Editorial do Estadão: Uma guerra no Rio
Ou se encontra uma solução para a crise, o que nas atuais condições político-econômicas do País não é nada fácil, ou dias ainda mais difíceis esperam o Rio
O dia de violência vivido terça-feira passada pela cidade do Rio de Janeiro, por causa de uma guerra de facções criminosas que disputam o controle de pontos de droga em favelas, é mais uma demonstração – e altamente inquietante por sua natureza e características – da grave crise em que está mergulhado o Estado fluminense. Uma preocupação que transcende os limites do Estado por envolver a segunda maior cidade do País e pelas cenas chocantes transmitidas pela televisão, que mostram uma situação quase fora de controle das autoridades.

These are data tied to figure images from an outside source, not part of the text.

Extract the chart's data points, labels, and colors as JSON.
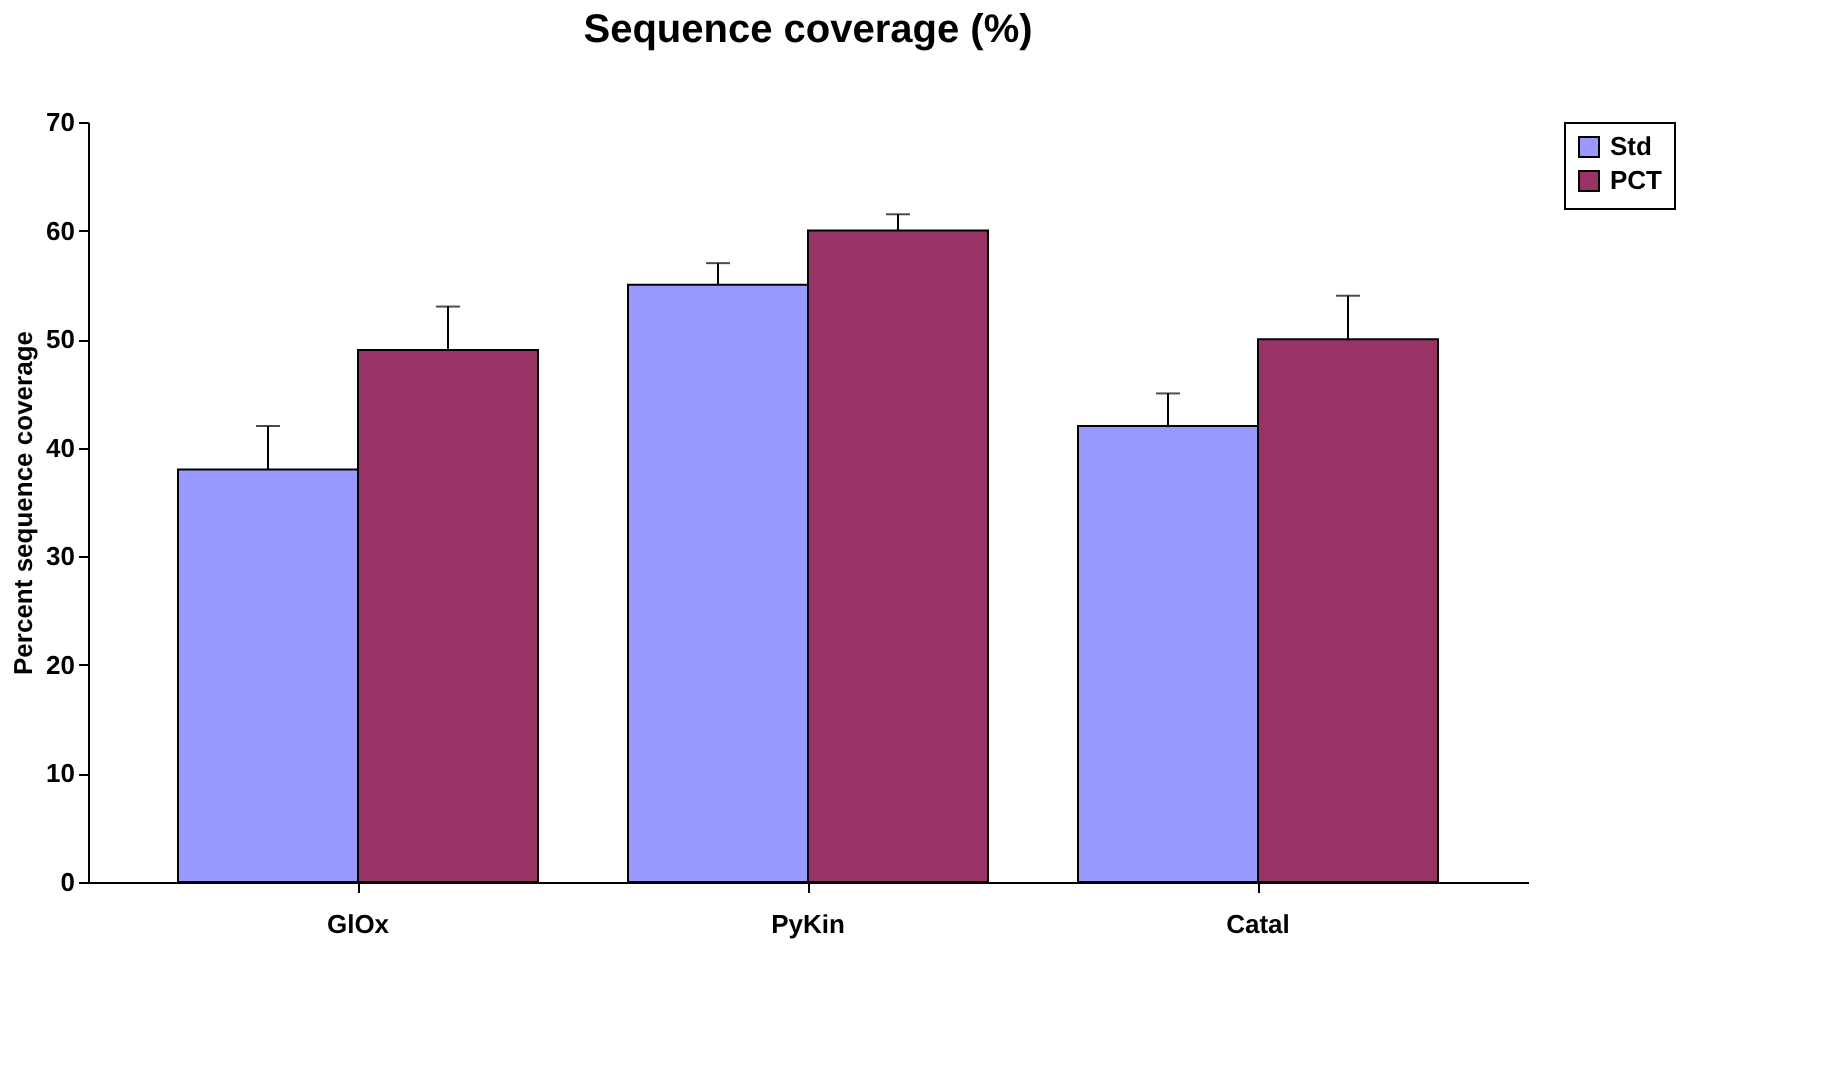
{
  "chart_data": {
    "type": "bar",
    "title": "Sequence coverage (%)",
    "ylabel": "Percent sequence coverage",
    "categories": [
      "GlOx",
      "PyKin",
      "Catal"
    ],
    "series": [
      {
        "name": "Std",
        "color": "#9999ff",
        "values": [
          38,
          55,
          42
        ],
        "errors": [
          [
            38,
            42
          ],
          [
            55,
            57
          ],
          [
            42,
            45
          ]
        ]
      },
      {
        "name": "PCT",
        "color": "#993366",
        "values": [
          49,
          60,
          50
        ],
        "errors": [
          [
            49,
            53
          ],
          [
            60,
            61.5
          ],
          [
            50,
            54
          ]
        ]
      }
    ],
    "ylim": [
      0,
      70
    ],
    "yticks": [
      0,
      10,
      20,
      30,
      40,
      50,
      60,
      70
    ],
    "grid": false,
    "legend": "right"
  }
}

Durante mais de três horas – tempo que a Polícia Militar (PM) demorou para colocar um mínimo de ordem no local – a luta dos grupos rivais de bandidos bloqueou a Avenida Brasil e a Rodovia Washington Luiz, duas das principais vias de acesso à cidade, provocando congestionamentos que afetaram uma ampla área do sistema viário do Rio. A população da região viveu um dia de terror, principalmente as pessoas que se viram em meio ao fogo cruzado dos bandidos do Comando Vermelho (CV), de um lado, e do Terceiro Comando Puro (TCP), de outro, e dos policiais militares. Cinco batalhões da PM tiveram de intervir no conflito, tal a sua amplitude e gravidade.
Foram incendiados nove ônibus, com um tempo mínimo dado pelos bandidos para que os passageiros os abandonassem às carreiras, e dois caminhões, antes saqueados. Tentativas de saques foram feitas em seguida por populares contra outros veículos que tentavam escapar das escaramuças. De tudo isso, além dos prejuízos, ficou um saldo de 2 bandidos mortos, 3 policiais feridos e 45 suspeitos presos. Foram apreendidos também 32 fuzis, 6 pistolas e 10 granadas.

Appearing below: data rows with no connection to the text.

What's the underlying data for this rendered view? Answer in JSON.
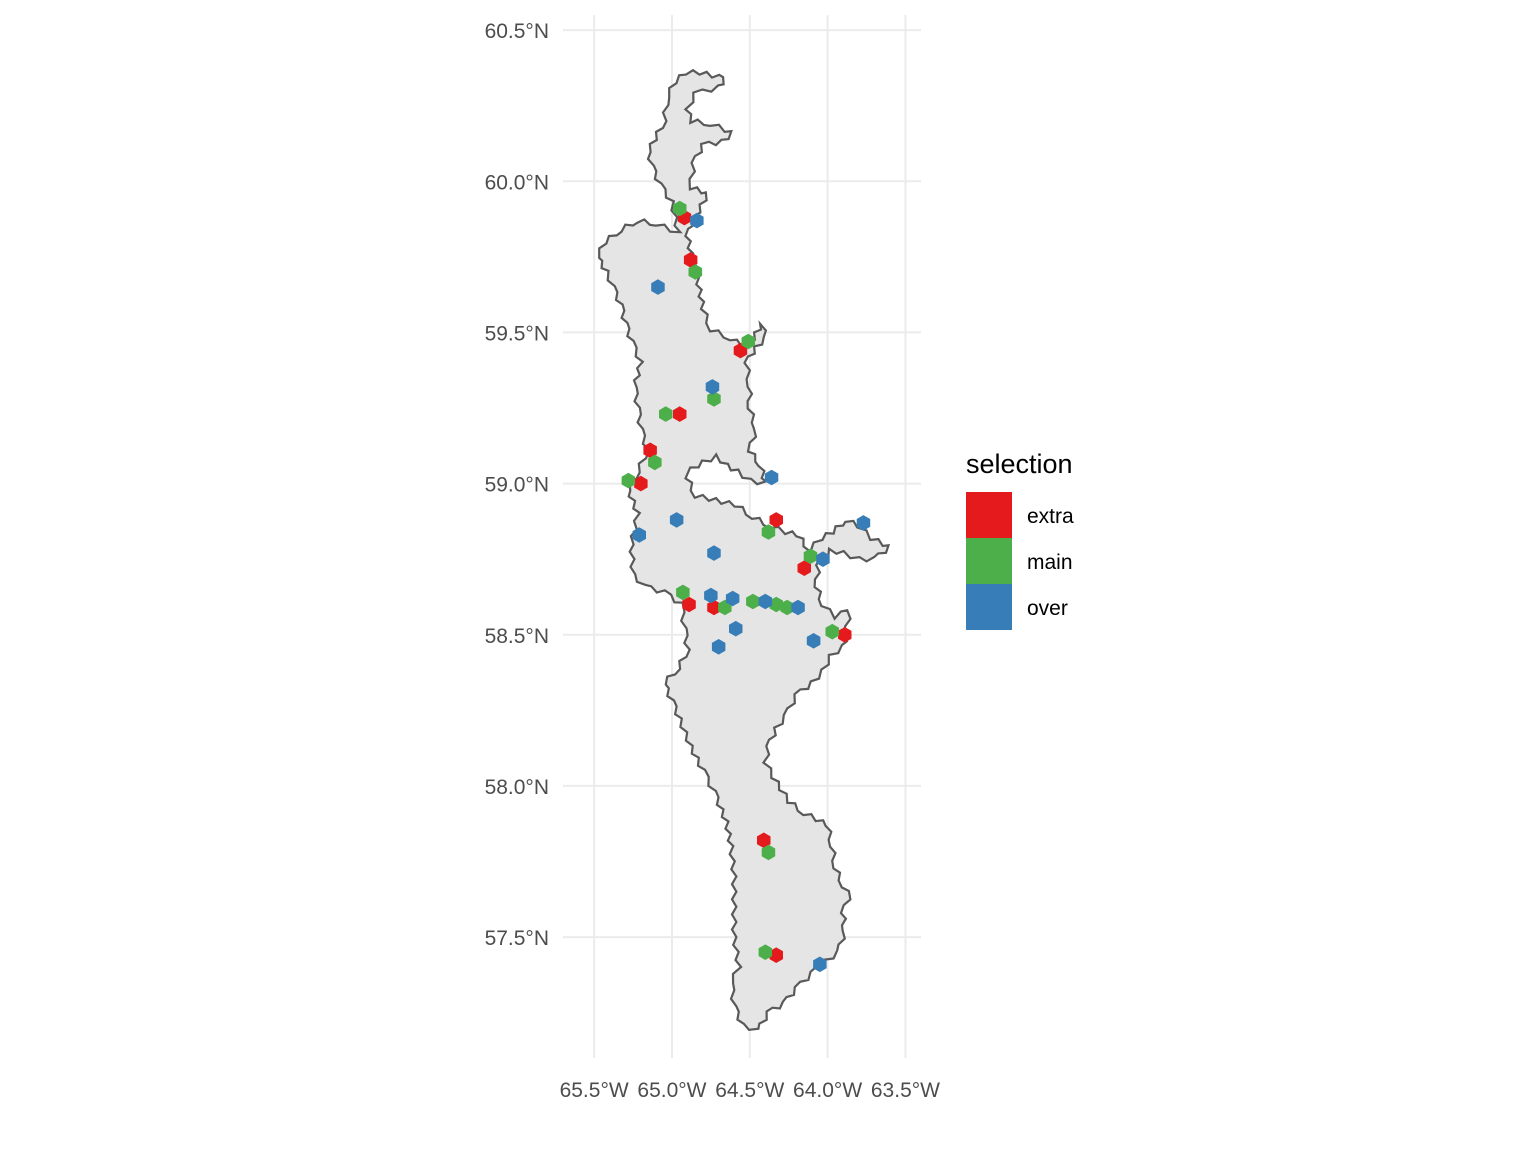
{
  "chart_data": {
    "type": "scatter",
    "xlim": [
      -65.7,
      -63.4
    ],
    "ylim": [
      57.1,
      60.55
    ],
    "grid": true,
    "legend_position": "right",
    "x_ticks": [
      {
        "value": -65.5,
        "label": "65.5°W"
      },
      {
        "value": -65.0,
        "label": "65.0°W"
      },
      {
        "value": -64.5,
        "label": "64.5°W"
      },
      {
        "value": -64.0,
        "label": "64.0°W"
      },
      {
        "value": -63.5,
        "label": "63.5°W"
      }
    ],
    "y_ticks": [
      {
        "value": 57.5,
        "label": "57.5°N"
      },
      {
        "value": 58.0,
        "label": "58.0°N"
      },
      {
        "value": 58.5,
        "label": "58.5°N"
      },
      {
        "value": 59.0,
        "label": "59.0°N"
      },
      {
        "value": 59.5,
        "label": "59.5°N"
      },
      {
        "value": 60.0,
        "label": "60.0°N"
      },
      {
        "value": 60.5,
        "label": "60.5°N"
      }
    ],
    "legend": {
      "title": "selection",
      "entries": [
        {
          "label": "extra",
          "color": "#E41A1C"
        },
        {
          "label": "main",
          "color": "#4DAF4A"
        },
        {
          "label": "over",
          "color": "#377EB8"
        }
      ]
    },
    "region": {
      "fill": "#e5e5e5",
      "stroke": "#595959",
      "outline": [
        [
          -64.96,
          59.83
        ],
        [
          -65.0,
          59.93
        ],
        [
          -65.08,
          59.99
        ],
        [
          -65.13,
          60.05
        ],
        [
          -65.15,
          60.1
        ],
        [
          -65.05,
          60.2
        ],
        [
          -65.03,
          60.28
        ],
        [
          -64.98,
          60.33
        ],
        [
          -64.91,
          60.36
        ],
        [
          -64.82,
          60.36
        ],
        [
          -64.66,
          60.34
        ],
        [
          -64.7,
          60.31
        ],
        [
          -64.85,
          60.29
        ],
        [
          -64.9,
          60.24
        ],
        [
          -64.88,
          60.2
        ],
        [
          -64.75,
          60.19
        ],
        [
          -64.61,
          60.16
        ],
        [
          -64.68,
          60.13
        ],
        [
          -64.8,
          60.12
        ],
        [
          -64.86,
          60.06
        ],
        [
          -64.88,
          59.98
        ],
        [
          -64.77,
          59.96
        ],
        [
          -64.85,
          59.88
        ],
        [
          -64.9,
          59.82
        ],
        [
          -64.87,
          59.74
        ],
        [
          -64.83,
          59.66
        ],
        [
          -64.8,
          59.58
        ],
        [
          -64.75,
          59.51
        ],
        [
          -64.62,
          59.48
        ],
        [
          -64.56,
          59.46
        ],
        [
          -64.48,
          59.48
        ],
        [
          -64.42,
          59.53
        ],
        [
          -64.4,
          59.48
        ],
        [
          -64.46,
          59.45
        ],
        [
          -64.52,
          59.4
        ],
        [
          -64.5,
          59.32
        ],
        [
          -64.5,
          59.25
        ],
        [
          -64.46,
          59.18
        ],
        [
          -64.5,
          59.11
        ],
        [
          -64.43,
          59.06
        ],
        [
          -64.4,
          59.0
        ],
        [
          -64.5,
          59.01
        ],
        [
          -64.58,
          59.04
        ],
        [
          -64.65,
          59.06
        ],
        [
          -64.71,
          59.09
        ],
        [
          -64.8,
          59.07
        ],
        [
          -64.87,
          59.05
        ],
        [
          -64.9,
          59.02
        ],
        [
          -64.85,
          58.96
        ],
        [
          -64.76,
          58.95
        ],
        [
          -64.68,
          58.94
        ],
        [
          -64.59,
          58.93
        ],
        [
          -64.48,
          58.89
        ],
        [
          -64.37,
          58.86
        ],
        [
          -64.27,
          58.84
        ],
        [
          -64.19,
          58.83
        ],
        [
          -64.12,
          58.78
        ],
        [
          -64.04,
          58.82
        ],
        [
          -63.97,
          58.84
        ],
        [
          -63.88,
          58.88
        ],
        [
          -63.8,
          58.86
        ],
        [
          -63.72,
          58.82
        ],
        [
          -63.6,
          58.79
        ],
        [
          -63.7,
          58.75
        ],
        [
          -63.8,
          58.75
        ],
        [
          -63.9,
          58.77
        ],
        [
          -63.98,
          58.78
        ],
        [
          -64.06,
          58.73
        ],
        [
          -64.07,
          58.66
        ],
        [
          -64.03,
          58.6
        ],
        [
          -63.96,
          58.56
        ],
        [
          -63.86,
          58.58
        ],
        [
          -63.88,
          58.5
        ],
        [
          -63.9,
          58.46
        ],
        [
          -63.98,
          58.43
        ],
        [
          -64.03,
          58.38
        ],
        [
          -64.1,
          58.34
        ],
        [
          -64.2,
          58.3
        ],
        [
          -64.27,
          58.23
        ],
        [
          -64.33,
          58.19
        ],
        [
          -64.38,
          58.13
        ],
        [
          -64.4,
          58.08
        ],
        [
          -64.35,
          58.03
        ],
        [
          -64.25,
          57.95
        ],
        [
          -64.15,
          57.91
        ],
        [
          -64.07,
          57.89
        ],
        [
          -64.0,
          57.87
        ],
        [
          -63.97,
          57.8
        ],
        [
          -63.95,
          57.73
        ],
        [
          -63.9,
          57.67
        ],
        [
          -63.85,
          57.65
        ],
        [
          -63.9,
          57.58
        ],
        [
          -63.89,
          57.52
        ],
        [
          -63.93,
          57.45
        ],
        [
          -64.01,
          57.42
        ],
        [
          -64.1,
          57.38
        ],
        [
          -64.2,
          57.33
        ],
        [
          -64.28,
          57.28
        ],
        [
          -64.38,
          57.25
        ],
        [
          -64.45,
          57.19
        ],
        [
          -64.55,
          57.21
        ],
        [
          -64.6,
          57.27
        ],
        [
          -64.62,
          57.35
        ],
        [
          -64.57,
          57.4
        ],
        [
          -64.6,
          57.5
        ],
        [
          -64.6,
          57.6
        ],
        [
          -64.6,
          57.7
        ],
        [
          -64.62,
          57.8
        ],
        [
          -64.65,
          57.88
        ],
        [
          -64.73,
          57.98
        ],
        [
          -64.8,
          58.05
        ],
        [
          -64.88,
          58.13
        ],
        [
          -64.95,
          58.22
        ],
        [
          -65.0,
          58.28
        ],
        [
          -65.05,
          58.34
        ],
        [
          -64.96,
          58.39
        ],
        [
          -64.9,
          58.45
        ],
        [
          -64.92,
          58.52
        ],
        [
          -64.94,
          58.6
        ],
        [
          -65.05,
          58.64
        ],
        [
          -65.18,
          58.66
        ],
        [
          -65.25,
          58.7
        ],
        [
          -65.26,
          58.8
        ],
        [
          -65.22,
          58.9
        ],
        [
          -65.28,
          58.98
        ],
        [
          -65.22,
          59.04
        ],
        [
          -65.16,
          59.11
        ],
        [
          -65.2,
          59.18
        ],
        [
          -65.22,
          59.25
        ],
        [
          -65.24,
          59.32
        ],
        [
          -65.2,
          59.4
        ],
        [
          -65.26,
          59.47
        ],
        [
          -65.3,
          59.53
        ],
        [
          -65.33,
          59.59
        ],
        [
          -65.38,
          59.65
        ],
        [
          -65.42,
          59.7
        ],
        [
          -65.48,
          59.75
        ],
        [
          -65.43,
          59.8
        ],
        [
          -65.33,
          59.84
        ],
        [
          -65.22,
          59.87
        ],
        [
          -65.1,
          59.86
        ]
      ]
    },
    "series": [
      {
        "name": "extra",
        "color": "#E41A1C",
        "points": [
          [
            -64.92,
            59.88
          ],
          [
            -64.88,
            59.74
          ],
          [
            -64.56,
            59.44
          ],
          [
            -64.95,
            59.23
          ],
          [
            -65.14,
            59.11
          ],
          [
            -65.2,
            59.0
          ],
          [
            -64.33,
            58.88
          ],
          [
            -64.15,
            58.72
          ],
          [
            -64.89,
            58.6
          ],
          [
            -64.73,
            58.59
          ],
          [
            -63.89,
            58.5
          ],
          [
            -64.41,
            57.82
          ],
          [
            -64.33,
            57.44
          ]
        ]
      },
      {
        "name": "main",
        "color": "#4DAF4A",
        "points": [
          [
            -64.95,
            59.91
          ],
          [
            -64.85,
            59.7
          ],
          [
            -64.51,
            59.47
          ],
          [
            -64.73,
            59.28
          ],
          [
            -65.04,
            59.23
          ],
          [
            -65.11,
            59.07
          ],
          [
            -65.28,
            59.01
          ],
          [
            -64.38,
            58.84
          ],
          [
            -64.11,
            58.76
          ],
          [
            -64.93,
            58.64
          ],
          [
            -64.66,
            58.59
          ],
          [
            -64.48,
            58.61
          ],
          [
            -64.33,
            58.6
          ],
          [
            -64.26,
            58.59
          ],
          [
            -63.97,
            58.51
          ],
          [
            -64.38,
            57.78
          ],
          [
            -64.4,
            57.45
          ]
        ]
      },
      {
        "name": "over",
        "color": "#377EB8",
        "points": [
          [
            -64.84,
            59.87
          ],
          [
            -65.09,
            59.65
          ],
          [
            -64.74,
            59.32
          ],
          [
            -64.36,
            59.02
          ],
          [
            -64.97,
            58.88
          ],
          [
            -65.21,
            58.83
          ],
          [
            -64.73,
            58.77
          ],
          [
            -63.77,
            58.87
          ],
          [
            -64.03,
            58.75
          ],
          [
            -64.75,
            58.63
          ],
          [
            -64.61,
            58.62
          ],
          [
            -64.4,
            58.61
          ],
          [
            -64.19,
            58.59
          ],
          [
            -64.59,
            58.52
          ],
          [
            -64.7,
            58.46
          ],
          [
            -64.09,
            58.48
          ],
          [
            -64.05,
            57.41
          ]
        ]
      }
    ]
  }
}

Esse cenário – que assustou ainda mais a já amedrontada população carioca – era semelhante aos de países em guerra ou de outras cidades da América Latina que tiveram sua história marcada pelo domínio de traficantes em lutas entre si e com a polícia.
O mais grave é que tudo indica que essa situação só tende a piorar. Segundo dados da Federação das Empresas de Transporte de Passageiros do Estado do Rio de Janeiro (Fetranspor), por exemplo, o número de ônibus queimados por bandidos neste ano no Estado (52) já supera o total do ano passado (43). Mais preocupante é a constatação, feita por pesquisa da Fundação Getúlio Vargas, de que a violência no Rio voltou aos níveis anteriores à implantação das Unidades de Polícia Pacificadora (UPPs) nos locais mais perigosos da cidade.

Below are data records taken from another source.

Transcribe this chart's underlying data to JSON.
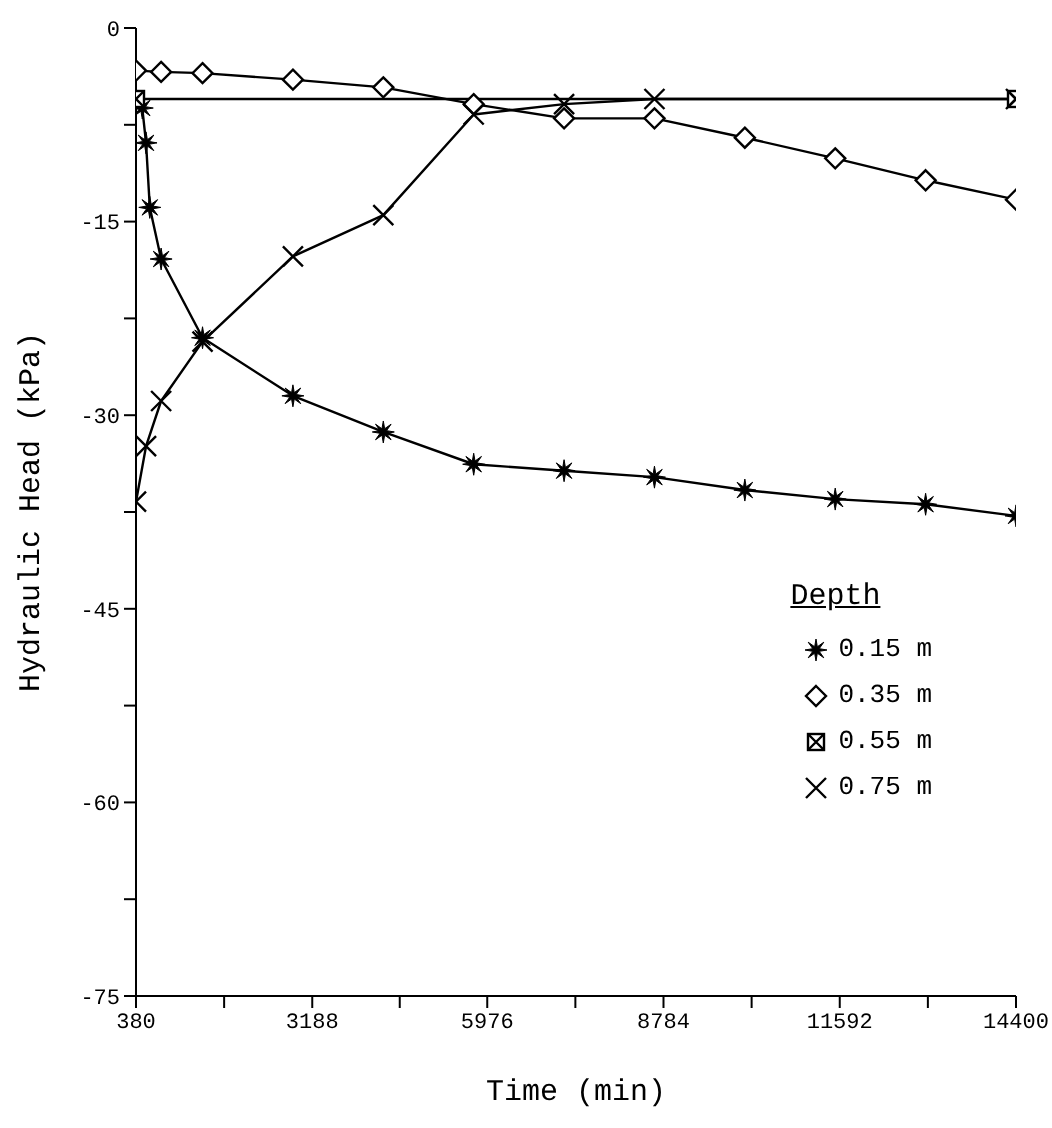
{
  "chart_data": {
    "type": "line",
    "xlabel": "Time (min)",
    "ylabel": "Hydraulic Head (kPa)",
    "legend_title": "Depth",
    "legend": "right",
    "grid": false,
    "xlim": [
      380,
      14400
    ],
    "xticks": [
      380,
      {
        "value": 1784,
        "label": null
      },
      3188,
      {
        "value": 4582,
        "label": null
      },
      5976,
      {
        "value": 7380,
        "label": null
      },
      8784,
      {
        "value": 10188,
        "label": null
      },
      11592,
      {
        "value": 12996,
        "label": null
      },
      14400
    ],
    "ylim": [
      -75,
      0
    ],
    "yticks": [
      -75,
      {
        "value": -67.5,
        "label": null
      },
      -60,
      {
        "value": -52.5,
        "label": null
      },
      -45,
      {
        "value": -37.5,
        "label": null
      },
      -30,
      {
        "value": -22.5,
        "label": null
      },
      -15,
      {
        "value": -7.5,
        "label": null
      },
      0
    ],
    "series": [
      {
        "name": "0.15 m",
        "color": "#000000",
        "marker": "star",
        "x": [
          480,
          540,
          600,
          780,
          1440,
          2880,
          4320,
          5760,
          7200,
          8640,
          10080,
          11520,
          12960,
          14400
        ],
        "values": [
          -6.2,
          -8.9,
          -13.9,
          -17.9,
          -24.0,
          -28.5,
          -31.3,
          -33.8,
          -34.3,
          -34.8,
          -35.8,
          -36.5,
          -36.9,
          -37.8
        ]
      },
      {
        "name": "0.35 m",
        "color": "#000000",
        "marker": "diamond",
        "x": [
          380,
          780,
          1440,
          2880,
          4320,
          5760,
          7200,
          8640,
          10080,
          11520,
          12960,
          14400
        ],
        "values": [
          -3.3,
          -3.4,
          -3.5,
          -4.0,
          -4.6,
          -5.9,
          -7.0,
          -7.0,
          -8.5,
          -10.1,
          -11.8,
          -13.3
        ]
      },
      {
        "name": "0.55 m",
        "color": "#000000",
        "marker": "square",
        "x": [
          380,
          14400
        ],
        "values": [
          -5.5,
          -5.5
        ]
      },
      {
        "name": "0.75 m",
        "color": "#000000",
        "marker": "cross",
        "x": [
          380,
          540,
          780,
          1440,
          2880,
          4320,
          5760,
          7200,
          8640,
          14400
        ],
        "values": [
          -36.7,
          -32.4,
          -28.9,
          -24.3,
          -17.7,
          -14.5,
          -6.7,
          -5.9,
          -5.5,
          -5.5
        ]
      }
    ]
  }
}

É o malogro do projeto no qual o governo do Estado apostava para pacificar as favelas, acabando com o domínio nelas exercido pelos traficantes, e reduzir os altos índices de criminalidade que tornaram o Rio uma das cidades mais perigosas do mundo.
A deterioração da segurança pública é só um dos aspectos mais visíveis e assustadores da profunda crise por que passa o Estado do Rio. Virtualmente falido, ele não consegue pagar em dia seus funcionários e aposentados nem repassar os recursos suficientes para manter o funcionamento normal de serviços fundamentais como saúde, educação e segurança. O atendimento é precário em hospitais públicos – que atendem as camadas mais pobres da população –, muitos deles obrigados a manter apenas os serviços de urgência. Uma situação que se torna explosiva quando atinge as Polícias Militar e Civil e o Corpo de Bombeiros, principalmente levando-se em conta que o Rio já convive com altos índices de criminalidade há muito tempo.
A pedido do governador Luiz Fernando Pezão, serão enviados ao Rio mais 100 homens da Força Nacional de Segurança, segundo informou o ministro da Justiça, Osmar Serraglio, que se juntarão aos outros 125 que lá já se encontram. Diante do tamanho do problema, essa é uma ajuda puramente simbólica.
Ou se encontra uma solução para a crise, o que nas atuais condições políticas e econômicas do País não é nada fácil, ou dias ainda mais difíceis esperam o Rio.